ME nach tut sich die SPD in den Umfragen gerade so schwer, weil sie eben nicht mehr die (Achtung: Meinungsverschiedenheit) „wahren Probleme“ angeht.
Gestatten Sie mir eine persönliche Bemerkung zur freien Meinungsäußerung: Es ist bemerkenswert, dass Sie Herrn Buschhüter dafür kritisieren, dass er überhaupt mit mir gesprochen hat. In den Diskurs gegangen ist. Offenbar wäre es Ihnen lieber, wenn kritische Stimmen einfach gelöscht oder ignoriert werden. Das ist kein demokratisches Verständnis, das gleicht Gesinnungskontrolle. Ich erwarte zudem gar nicht, dass Herr Buschhüter meine Meinung teilt oder auch nur nachvollziehen kann; aber zumindest darf ich sie haben gegenüber einem gewählten und von mir auch geschätzten Volksvertreter.
Ich mache mir Sorgen um die Finanzen der Stadt, um funktionierende Infrastruktur für alle Bürger:innen (einschließlich der bereits hier Lebenden) und um eine gut-ausgestatte Polizei.
Wer jede kritische Nachfrage als „fremdenfeindlich“ diffamiert, trägt selbst dazu bei, dass der gesellschaftliche Graben tiefer wird.

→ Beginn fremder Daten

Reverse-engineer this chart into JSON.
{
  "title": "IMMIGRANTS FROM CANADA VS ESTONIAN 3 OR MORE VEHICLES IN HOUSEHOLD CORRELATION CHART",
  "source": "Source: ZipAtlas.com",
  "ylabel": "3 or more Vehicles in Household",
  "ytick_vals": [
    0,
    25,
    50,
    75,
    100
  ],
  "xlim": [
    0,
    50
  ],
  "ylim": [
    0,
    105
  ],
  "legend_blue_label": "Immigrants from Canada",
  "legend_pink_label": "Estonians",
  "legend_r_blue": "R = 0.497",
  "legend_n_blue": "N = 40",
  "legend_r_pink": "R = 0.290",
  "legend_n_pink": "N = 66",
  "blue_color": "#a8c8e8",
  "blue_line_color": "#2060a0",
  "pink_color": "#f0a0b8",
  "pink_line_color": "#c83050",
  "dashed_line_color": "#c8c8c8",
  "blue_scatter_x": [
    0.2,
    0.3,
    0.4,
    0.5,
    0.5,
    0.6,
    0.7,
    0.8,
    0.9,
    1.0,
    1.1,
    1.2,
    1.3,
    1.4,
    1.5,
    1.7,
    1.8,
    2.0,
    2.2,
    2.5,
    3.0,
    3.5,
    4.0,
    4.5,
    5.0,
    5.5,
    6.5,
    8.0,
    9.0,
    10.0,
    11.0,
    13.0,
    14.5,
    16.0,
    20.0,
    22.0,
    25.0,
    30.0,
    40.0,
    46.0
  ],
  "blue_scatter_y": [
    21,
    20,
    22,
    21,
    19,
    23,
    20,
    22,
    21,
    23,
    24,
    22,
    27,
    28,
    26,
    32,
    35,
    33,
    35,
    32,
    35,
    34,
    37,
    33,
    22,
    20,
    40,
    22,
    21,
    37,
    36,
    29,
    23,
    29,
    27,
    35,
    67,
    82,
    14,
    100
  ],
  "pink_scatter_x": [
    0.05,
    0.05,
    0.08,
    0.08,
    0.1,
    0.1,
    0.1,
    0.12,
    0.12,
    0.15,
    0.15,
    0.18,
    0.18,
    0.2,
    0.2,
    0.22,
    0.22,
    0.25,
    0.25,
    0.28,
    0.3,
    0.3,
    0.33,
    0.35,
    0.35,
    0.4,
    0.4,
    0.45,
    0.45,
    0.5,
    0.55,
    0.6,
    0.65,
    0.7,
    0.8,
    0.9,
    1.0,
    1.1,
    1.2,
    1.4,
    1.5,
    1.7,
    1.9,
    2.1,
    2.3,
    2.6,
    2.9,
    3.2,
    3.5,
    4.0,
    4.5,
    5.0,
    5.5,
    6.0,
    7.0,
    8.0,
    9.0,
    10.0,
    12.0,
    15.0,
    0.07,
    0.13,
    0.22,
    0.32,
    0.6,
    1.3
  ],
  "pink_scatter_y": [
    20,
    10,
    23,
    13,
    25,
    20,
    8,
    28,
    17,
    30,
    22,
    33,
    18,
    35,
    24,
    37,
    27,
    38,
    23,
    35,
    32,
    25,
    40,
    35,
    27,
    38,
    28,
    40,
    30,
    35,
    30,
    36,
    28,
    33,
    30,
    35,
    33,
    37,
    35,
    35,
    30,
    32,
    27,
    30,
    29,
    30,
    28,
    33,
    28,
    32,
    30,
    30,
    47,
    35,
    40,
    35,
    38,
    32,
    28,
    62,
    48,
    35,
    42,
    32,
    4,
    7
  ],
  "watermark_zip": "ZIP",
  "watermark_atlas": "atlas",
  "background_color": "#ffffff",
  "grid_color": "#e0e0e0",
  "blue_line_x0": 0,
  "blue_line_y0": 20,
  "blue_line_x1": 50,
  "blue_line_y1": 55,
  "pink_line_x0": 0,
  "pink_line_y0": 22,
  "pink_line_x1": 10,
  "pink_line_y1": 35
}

Mit freundlichen Grüßen aus einem europäischen Urlaubsland
Fjorde
Ich bin skeptisch. Die Infrastruktur stadtweit zerfällt. Nirgendwo ist mehr Geld (außer für linke Herzensprojekte wie etwa „Hotels“ fürs Zugereiste).. ich bin enttäuscht und hoffe, dass sich die Situation verbessert. Hinsichtlich der Finanzierung der Polizei mache ich mir große Sorgen.
Auch wenn wir in den nächsten Jahren etwas kürzer treten müssen, unternimmt die Stadt große Anstrengungen, die Infrastruktur der Stadt auszubauen und wo erforderlich zu sanieren. Es wird auch in den kommenden zwei Jahren mehr Geld geben als vorher, nur fällt der Zuwachs etwas geringer aus, als gedacht.
Dabei kommt auch die Innenbehörde nicht zu kurz: 210 Millionen Euro sollen für das neue Polizeiausbildungszentrum, die Drohnenabwehr, Maßnahmen der Zivilen Verteidigung sowie für Wachen der Freiwilligen Feuerwehr investiert werden.